Stauber bill would prevent president from barring mining on federal land
The move comes as mining supporters fear — and environmental groups hope — that the Biden administration will reinstate moves made in the final days of the Obama administration that rescinded the leases of Twin Metals, a proposed underground copper-nickel mine in the same watershed as the Boundary Waters Canoe Area Wilderness, and prompted study on a proposed 20-year ban on mining activity on 234,000 acres of the Superior National Forest outside the BWCAW.
Officials at the time said mining in the Rainy River Watershed presented too great a risk of polluting the BWCAW.
Those restrictions were then reversed by the Trump administration, paving the way for Twin Metals to submit its mine plan to regulators and begin the yearslong regulatory process in December 2019.
“If our nation is to truly move forward and prosper, the Obama-era attacks on mining must remain a thing of the past. … That’s why I am proud to introduce legislation to prevent this Administration, and future Administrations, from eliminating important mining jobs and stalling our economic engine," Stauber said in a news release Monday.
Stauber said the bill, coined the "Saving America’s Mines Act," had the support of Minnesota's three other Republican representatives.

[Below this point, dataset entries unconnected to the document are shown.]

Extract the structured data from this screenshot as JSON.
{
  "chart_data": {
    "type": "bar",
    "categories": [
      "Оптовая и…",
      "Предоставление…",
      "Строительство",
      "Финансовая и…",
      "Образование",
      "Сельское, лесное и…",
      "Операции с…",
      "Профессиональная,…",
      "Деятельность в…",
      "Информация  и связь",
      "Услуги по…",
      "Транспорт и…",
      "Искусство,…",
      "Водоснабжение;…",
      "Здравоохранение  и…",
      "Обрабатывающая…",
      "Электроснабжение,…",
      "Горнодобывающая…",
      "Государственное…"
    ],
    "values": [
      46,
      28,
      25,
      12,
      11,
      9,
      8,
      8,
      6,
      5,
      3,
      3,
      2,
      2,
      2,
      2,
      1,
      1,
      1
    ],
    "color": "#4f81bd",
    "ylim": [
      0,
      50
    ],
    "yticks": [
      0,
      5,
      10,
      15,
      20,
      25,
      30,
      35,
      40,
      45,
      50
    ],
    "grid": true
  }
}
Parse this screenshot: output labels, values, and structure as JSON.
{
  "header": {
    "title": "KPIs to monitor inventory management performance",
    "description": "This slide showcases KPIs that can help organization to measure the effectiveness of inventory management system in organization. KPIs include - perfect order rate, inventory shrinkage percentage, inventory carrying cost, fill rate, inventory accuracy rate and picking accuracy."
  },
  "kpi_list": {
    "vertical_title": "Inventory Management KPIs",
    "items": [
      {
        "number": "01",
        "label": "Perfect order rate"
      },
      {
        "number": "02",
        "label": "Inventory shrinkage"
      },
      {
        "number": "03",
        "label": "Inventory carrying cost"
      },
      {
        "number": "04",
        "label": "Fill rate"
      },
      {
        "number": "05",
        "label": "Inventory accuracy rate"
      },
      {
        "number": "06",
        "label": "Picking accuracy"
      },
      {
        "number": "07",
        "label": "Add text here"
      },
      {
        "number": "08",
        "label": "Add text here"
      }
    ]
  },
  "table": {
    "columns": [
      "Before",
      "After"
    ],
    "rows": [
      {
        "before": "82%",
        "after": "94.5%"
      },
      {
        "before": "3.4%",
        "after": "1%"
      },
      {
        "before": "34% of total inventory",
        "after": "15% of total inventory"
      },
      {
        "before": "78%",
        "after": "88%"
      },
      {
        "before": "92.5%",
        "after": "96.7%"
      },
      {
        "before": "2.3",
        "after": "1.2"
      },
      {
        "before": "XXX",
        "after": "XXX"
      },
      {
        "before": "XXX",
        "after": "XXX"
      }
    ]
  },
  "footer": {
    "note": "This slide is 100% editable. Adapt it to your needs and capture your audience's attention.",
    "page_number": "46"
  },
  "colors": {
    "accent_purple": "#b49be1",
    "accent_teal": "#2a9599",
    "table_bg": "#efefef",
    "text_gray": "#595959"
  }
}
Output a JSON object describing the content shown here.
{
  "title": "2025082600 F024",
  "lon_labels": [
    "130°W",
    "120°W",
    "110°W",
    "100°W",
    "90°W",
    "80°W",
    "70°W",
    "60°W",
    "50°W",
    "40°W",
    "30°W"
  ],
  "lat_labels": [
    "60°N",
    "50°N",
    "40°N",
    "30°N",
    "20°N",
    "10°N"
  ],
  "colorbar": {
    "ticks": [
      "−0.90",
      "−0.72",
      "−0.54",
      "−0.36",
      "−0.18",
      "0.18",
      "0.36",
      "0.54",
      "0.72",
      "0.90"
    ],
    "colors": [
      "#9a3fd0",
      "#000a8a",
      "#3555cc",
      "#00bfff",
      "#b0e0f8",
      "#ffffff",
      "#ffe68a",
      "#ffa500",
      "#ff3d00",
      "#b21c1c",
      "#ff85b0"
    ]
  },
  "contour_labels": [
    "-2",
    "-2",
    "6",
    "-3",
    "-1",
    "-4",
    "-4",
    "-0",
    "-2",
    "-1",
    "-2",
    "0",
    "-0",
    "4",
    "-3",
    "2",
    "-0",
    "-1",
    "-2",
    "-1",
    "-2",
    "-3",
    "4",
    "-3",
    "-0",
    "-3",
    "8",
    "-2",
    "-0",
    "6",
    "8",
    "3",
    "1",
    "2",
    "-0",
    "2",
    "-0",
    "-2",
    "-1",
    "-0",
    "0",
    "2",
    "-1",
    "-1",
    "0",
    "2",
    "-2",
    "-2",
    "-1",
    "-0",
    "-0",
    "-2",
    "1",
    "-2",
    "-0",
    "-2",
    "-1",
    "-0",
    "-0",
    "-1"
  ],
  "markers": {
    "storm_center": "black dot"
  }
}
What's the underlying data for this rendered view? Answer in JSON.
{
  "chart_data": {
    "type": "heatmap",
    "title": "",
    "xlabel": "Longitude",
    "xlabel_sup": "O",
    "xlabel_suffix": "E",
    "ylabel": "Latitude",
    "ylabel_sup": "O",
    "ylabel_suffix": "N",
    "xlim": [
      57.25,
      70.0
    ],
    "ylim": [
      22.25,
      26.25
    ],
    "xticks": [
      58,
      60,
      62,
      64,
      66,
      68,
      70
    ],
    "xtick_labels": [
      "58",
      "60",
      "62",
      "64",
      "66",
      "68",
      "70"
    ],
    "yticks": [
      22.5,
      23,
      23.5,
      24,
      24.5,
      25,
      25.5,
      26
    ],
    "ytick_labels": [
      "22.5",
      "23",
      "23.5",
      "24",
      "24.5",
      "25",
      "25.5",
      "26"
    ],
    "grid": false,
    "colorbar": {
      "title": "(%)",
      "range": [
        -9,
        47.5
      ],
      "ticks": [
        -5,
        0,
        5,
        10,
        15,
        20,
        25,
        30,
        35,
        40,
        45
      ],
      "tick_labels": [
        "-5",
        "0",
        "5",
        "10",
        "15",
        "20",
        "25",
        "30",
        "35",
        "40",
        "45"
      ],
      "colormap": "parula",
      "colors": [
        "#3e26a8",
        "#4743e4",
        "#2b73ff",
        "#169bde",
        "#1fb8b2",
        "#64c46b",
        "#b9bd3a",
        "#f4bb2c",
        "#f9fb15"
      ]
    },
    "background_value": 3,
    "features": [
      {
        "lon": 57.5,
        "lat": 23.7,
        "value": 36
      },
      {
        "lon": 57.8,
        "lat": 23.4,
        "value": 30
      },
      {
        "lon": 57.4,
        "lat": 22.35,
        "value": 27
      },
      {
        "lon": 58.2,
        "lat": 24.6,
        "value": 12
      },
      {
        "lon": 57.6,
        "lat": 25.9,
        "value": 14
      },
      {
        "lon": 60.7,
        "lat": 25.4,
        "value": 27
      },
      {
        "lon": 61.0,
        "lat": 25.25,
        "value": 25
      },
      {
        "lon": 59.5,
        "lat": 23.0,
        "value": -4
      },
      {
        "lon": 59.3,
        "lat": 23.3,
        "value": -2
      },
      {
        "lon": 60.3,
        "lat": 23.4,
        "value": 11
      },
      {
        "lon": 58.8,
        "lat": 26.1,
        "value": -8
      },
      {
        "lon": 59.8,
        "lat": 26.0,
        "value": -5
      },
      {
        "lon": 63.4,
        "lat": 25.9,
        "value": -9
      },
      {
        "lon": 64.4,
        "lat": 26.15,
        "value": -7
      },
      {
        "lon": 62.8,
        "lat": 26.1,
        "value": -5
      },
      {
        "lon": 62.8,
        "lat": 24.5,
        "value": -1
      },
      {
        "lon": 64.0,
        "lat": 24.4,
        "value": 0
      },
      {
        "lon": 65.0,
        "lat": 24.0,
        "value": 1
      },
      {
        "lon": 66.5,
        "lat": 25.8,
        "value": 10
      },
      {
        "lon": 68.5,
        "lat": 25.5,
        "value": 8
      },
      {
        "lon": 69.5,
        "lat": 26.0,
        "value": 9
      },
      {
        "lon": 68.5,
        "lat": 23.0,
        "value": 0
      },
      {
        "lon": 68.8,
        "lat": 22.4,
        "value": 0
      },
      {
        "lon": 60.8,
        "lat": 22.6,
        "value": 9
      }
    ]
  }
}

But the U.S. House, Senate and presidency are controlled by Democrats, giving the bill little chance of becoming law.
Stauber said copper-nickel mining, which has never been conducted in Minnesota, is key to bringing in well-paying jobs to the area and supplying the country with critical minerals.
Environmental groups, which argue the type of mining is too risky for Minnesota, were quick to condemn Stauber and his bill.
“Pete Stauber has peddled dangerous conspiracy theories and joined in a baseless attempt to overturn the results of a democratic election," Chris Knopf, executive director of Friends of the Boundary Waters Wilderness, said in a statement. "This latest stunt only adds to a shameful record, and shows just how subservient he is to the interests of foreign mining conglomerates."